Using google's voice recognition to convert audio files to text

The_Sheikh · December 11, 2014, 7:55am

Google’s api for voice recognition is more accurate than most voice recognition software that I have tried, including Nuance’s Dragon. In addition, it recognizes a multitude of languages.

Is there any way I can exploit Google’s API to convert audio files into text? I want to upload lengthy audio files which would be then converted to text; not speak into a microphone.

Reply · December 11, 2014, 8:43am

You could try YouTube’s automatic captions feature.

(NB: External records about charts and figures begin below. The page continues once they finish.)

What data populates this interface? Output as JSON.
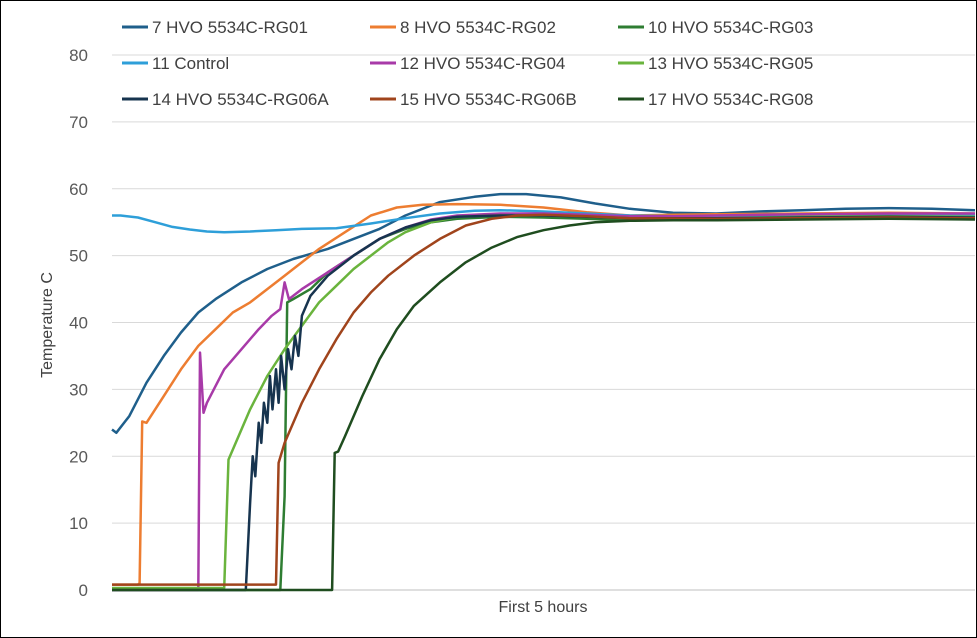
{
  "chart_data": {
    "type": "line",
    "title": "",
    "xlabel": "First 5 hours",
    "ylabel": "Temperature C",
    "ylim": [
      0,
      80
    ],
    "yticks": [
      "0",
      "10",
      "20",
      "30",
      "40",
      "50",
      "60",
      "70",
      "80"
    ],
    "x_unit": "fraction of 5-hour window",
    "grid": "horizontal",
    "legend_position": "top",
    "series": [
      {
        "name": "7 HVO 5534C-RG01",
        "color": "#1f5f8b",
        "points": [
          [
            0,
            24
          ],
          [
            0.005,
            23.5
          ],
          [
            0.02,
            26
          ],
          [
            0.04,
            31
          ],
          [
            0.06,
            35
          ],
          [
            0.08,
            38.5
          ],
          [
            0.1,
            41.5
          ],
          [
            0.12,
            43.5
          ],
          [
            0.15,
            46
          ],
          [
            0.18,
            48
          ],
          [
            0.21,
            49.5
          ],
          [
            0.25,
            51
          ],
          [
            0.28,
            52.5
          ],
          [
            0.31,
            54
          ],
          [
            0.34,
            56
          ],
          [
            0.38,
            58
          ],
          [
            0.42,
            58.8
          ],
          [
            0.45,
            59.2
          ],
          [
            0.48,
            59.2
          ],
          [
            0.52,
            58.7
          ],
          [
            0.56,
            57.8
          ],
          [
            0.6,
            57
          ],
          [
            0.65,
            56.4
          ],
          [
            0.7,
            56.3
          ],
          [
            0.75,
            56.6
          ],
          [
            0.8,
            56.8
          ],
          [
            0.85,
            57
          ],
          [
            0.9,
            57.1
          ],
          [
            0.95,
            57
          ],
          [
            1,
            56.8
          ]
        ]
      },
      {
        "name": "8 HVO 5534C-RG02",
        "color": "#ed7d31",
        "points": [
          [
            0,
            0.8
          ],
          [
            0.03,
            0.8
          ],
          [
            0.032,
            1
          ],
          [
            0.035,
            25.2
          ],
          [
            0.04,
            25
          ],
          [
            0.06,
            29
          ],
          [
            0.08,
            33
          ],
          [
            0.1,
            36.5
          ],
          [
            0.12,
            39
          ],
          [
            0.14,
            41.5
          ],
          [
            0.16,
            43
          ],
          [
            0.18,
            45
          ],
          [
            0.2,
            47
          ],
          [
            0.22,
            49
          ],
          [
            0.24,
            51
          ],
          [
            0.27,
            53.5
          ],
          [
            0.3,
            56
          ],
          [
            0.33,
            57.2
          ],
          [
            0.36,
            57.6
          ],
          [
            0.4,
            57.7
          ],
          [
            0.45,
            57.6
          ],
          [
            0.5,
            57.2
          ],
          [
            0.55,
            56.5
          ],
          [
            0.6,
            56
          ],
          [
            0.65,
            56.1
          ],
          [
            0.7,
            56.2
          ],
          [
            0.8,
            56.3
          ],
          [
            0.9,
            56.4
          ],
          [
            1,
            56.3
          ]
        ]
      },
      {
        "name": "10 HVO 5534C-RG03",
        "color": "#2e7d32",
        "points": [
          [
            0,
            0
          ],
          [
            0.195,
            0
          ],
          [
            0.2,
            14
          ],
          [
            0.203,
            43
          ],
          [
            0.21,
            43.5
          ],
          [
            0.23,
            45
          ],
          [
            0.25,
            47.5
          ],
          [
            0.28,
            50
          ],
          [
            0.31,
            52.5
          ],
          [
            0.34,
            54
          ],
          [
            0.37,
            55
          ],
          [
            0.4,
            55.5
          ],
          [
            0.45,
            55.8
          ],
          [
            0.5,
            55.7
          ],
          [
            0.55,
            55.5
          ],
          [
            0.6,
            55.3
          ],
          [
            0.65,
            55.4
          ],
          [
            0.7,
            55.4
          ],
          [
            0.8,
            55.5
          ],
          [
            0.9,
            55.6
          ],
          [
            1,
            55.5
          ]
        ]
      },
      {
        "name": "11 Control",
        "color": "#2e9fd9",
        "points": [
          [
            0,
            56
          ],
          [
            0.01,
            56
          ],
          [
            0.03,
            55.7
          ],
          [
            0.05,
            55
          ],
          [
            0.07,
            54.3
          ],
          [
            0.09,
            53.9
          ],
          [
            0.11,
            53.6
          ],
          [
            0.13,
            53.5
          ],
          [
            0.16,
            53.6
          ],
          [
            0.19,
            53.8
          ],
          [
            0.22,
            54
          ],
          [
            0.26,
            54.1
          ],
          [
            0.3,
            54.8
          ],
          [
            0.34,
            55.6
          ],
          [
            0.38,
            56.3
          ],
          [
            0.42,
            56.7
          ],
          [
            0.45,
            56.8
          ],
          [
            0.5,
            56.6
          ],
          [
            0.55,
            56.3
          ],
          [
            0.6,
            56
          ],
          [
            0.65,
            55.9
          ],
          [
            0.7,
            55.9
          ],
          [
            0.8,
            56.1
          ],
          [
            0.9,
            56.1
          ],
          [
            1,
            56
          ]
        ]
      },
      {
        "name": "12 HVO 5534C-RG04",
        "color": "#a83aa8",
        "points": [
          [
            0,
            0
          ],
          [
            0.1,
            0
          ],
          [
            0.102,
            35.5
          ],
          [
            0.106,
            26.5
          ],
          [
            0.11,
            28
          ],
          [
            0.13,
            33
          ],
          [
            0.15,
            36
          ],
          [
            0.17,
            39
          ],
          [
            0.185,
            41
          ],
          [
            0.195,
            42
          ],
          [
            0.2,
            46
          ],
          [
            0.205,
            43.5
          ],
          [
            0.22,
            45
          ],
          [
            0.25,
            47.5
          ],
          [
            0.28,
            50
          ],
          [
            0.31,
            52.5
          ],
          [
            0.34,
            54.2
          ],
          [
            0.37,
            55.4
          ],
          [
            0.4,
            56
          ],
          [
            0.45,
            56.3
          ],
          [
            0.5,
            56.3
          ],
          [
            0.55,
            56.1
          ],
          [
            0.6,
            55.9
          ],
          [
            0.65,
            55.9
          ],
          [
            0.7,
            56
          ],
          [
            0.8,
            56.2
          ],
          [
            0.9,
            56.3
          ],
          [
            1,
            56.3
          ]
        ]
      },
      {
        "name": "13 HVO 5534C-RG05",
        "color": "#6ab43d",
        "points": [
          [
            0,
            0.3
          ],
          [
            0.13,
            0.3
          ],
          [
            0.135,
            19.5
          ],
          [
            0.14,
            21
          ],
          [
            0.16,
            27
          ],
          [
            0.18,
            32
          ],
          [
            0.2,
            36
          ],
          [
            0.22,
            39.5
          ],
          [
            0.24,
            43
          ],
          [
            0.26,
            45.5
          ],
          [
            0.28,
            48
          ],
          [
            0.3,
            50
          ],
          [
            0.32,
            52
          ],
          [
            0.34,
            53.5
          ],
          [
            0.37,
            55
          ],
          [
            0.4,
            55.8
          ],
          [
            0.45,
            56
          ],
          [
            0.5,
            56
          ],
          [
            0.55,
            55.8
          ],
          [
            0.6,
            55.6
          ],
          [
            0.65,
            55.5
          ],
          [
            0.7,
            55.6
          ],
          [
            0.8,
            55.8
          ],
          [
            0.9,
            55.9
          ],
          [
            1,
            55.8
          ]
        ]
      },
      {
        "name": "14 HVO 5534C-RG06A",
        "color": "#17344f",
        "points": [
          [
            0,
            0
          ],
          [
            0.155,
            0
          ],
          [
            0.16,
            13
          ],
          [
            0.163,
            20
          ],
          [
            0.166,
            17
          ],
          [
            0.17,
            25
          ],
          [
            0.173,
            22
          ],
          [
            0.176,
            28
          ],
          [
            0.18,
            25
          ],
          [
            0.183,
            32
          ],
          [
            0.186,
            27
          ],
          [
            0.19,
            33
          ],
          [
            0.193,
            28
          ],
          [
            0.196,
            35
          ],
          [
            0.2,
            30
          ],
          [
            0.204,
            36
          ],
          [
            0.208,
            33
          ],
          [
            0.212,
            38
          ],
          [
            0.216,
            35
          ],
          [
            0.22,
            41
          ],
          [
            0.23,
            44
          ],
          [
            0.25,
            47
          ],
          [
            0.28,
            50
          ],
          [
            0.31,
            52.5
          ],
          [
            0.34,
            54.2
          ],
          [
            0.37,
            55.3
          ],
          [
            0.4,
            55.8
          ],
          [
            0.45,
            56
          ],
          [
            0.5,
            56
          ],
          [
            0.55,
            55.8
          ],
          [
            0.6,
            55.6
          ],
          [
            0.7,
            55.6
          ],
          [
            0.8,
            55.7
          ],
          [
            0.9,
            55.8
          ],
          [
            1,
            55.7
          ]
        ]
      },
      {
        "name": "15 HVO 5534C-RG06B",
        "color": "#a0441c",
        "points": [
          [
            0,
            0.8
          ],
          [
            0.19,
            0.8
          ],
          [
            0.193,
            19
          ],
          [
            0.2,
            22
          ],
          [
            0.22,
            28
          ],
          [
            0.24,
            33
          ],
          [
            0.26,
            37.5
          ],
          [
            0.28,
            41.5
          ],
          [
            0.3,
            44.5
          ],
          [
            0.32,
            47
          ],
          [
            0.35,
            50
          ],
          [
            0.38,
            52.5
          ],
          [
            0.41,
            54.5
          ],
          [
            0.44,
            55.5
          ],
          [
            0.47,
            56
          ],
          [
            0.5,
            56.1
          ],
          [
            0.55,
            55.9
          ],
          [
            0.6,
            55.6
          ],
          [
            0.7,
            55.5
          ],
          [
            0.8,
            55.6
          ],
          [
            0.9,
            55.7
          ],
          [
            1,
            55.6
          ]
        ]
      },
      {
        "name": "17 HVO 5534C-RG08",
        "color": "#1f4d1f",
        "points": [
          [
            0,
            0
          ],
          [
            0.255,
            0
          ],
          [
            0.258,
            20.5
          ],
          [
            0.262,
            20.7
          ],
          [
            0.27,
            23
          ],
          [
            0.29,
            29
          ],
          [
            0.31,
            34.5
          ],
          [
            0.33,
            39
          ],
          [
            0.35,
            42.5
          ],
          [
            0.38,
            46
          ],
          [
            0.41,
            49
          ],
          [
            0.44,
            51.2
          ],
          [
            0.47,
            52.8
          ],
          [
            0.5,
            53.8
          ],
          [
            0.53,
            54.5
          ],
          [
            0.56,
            55
          ],
          [
            0.6,
            55.2
          ],
          [
            0.65,
            55.3
          ],
          [
            0.7,
            55.3
          ],
          [
            0.8,
            55.4
          ],
          [
            0.9,
            55.5
          ],
          [
            1,
            55.4
          ]
        ]
      }
    ]
  }
}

Reply · December 11, 2014, 8:53am

Or you can try one of the following API demos:

gist.github.com

https://gist.github.com/alotaiba/1730160

google_speech2text.md

# Google Speech To Text API
Base URL: https://www.google.com/speech-api/v1/recognize  
It accepts `POST` requests with voice file encoded in FLAC format, and query parameters for control.

## Query Parameters
`client`  
The client's name you're connecting from. For spoofing purposes, let's use `chromium`

`lang`  
Speech language, for example, `ar-QA` for Qatari Arabic, or `en-US` for U.S. English

This file has been truncated. show original

But even if the underlying engine is great (and it is), you don’t get the full UI of something like Nuance. You can’t easily go back and correct mistakes, customize how it’s trained, etc.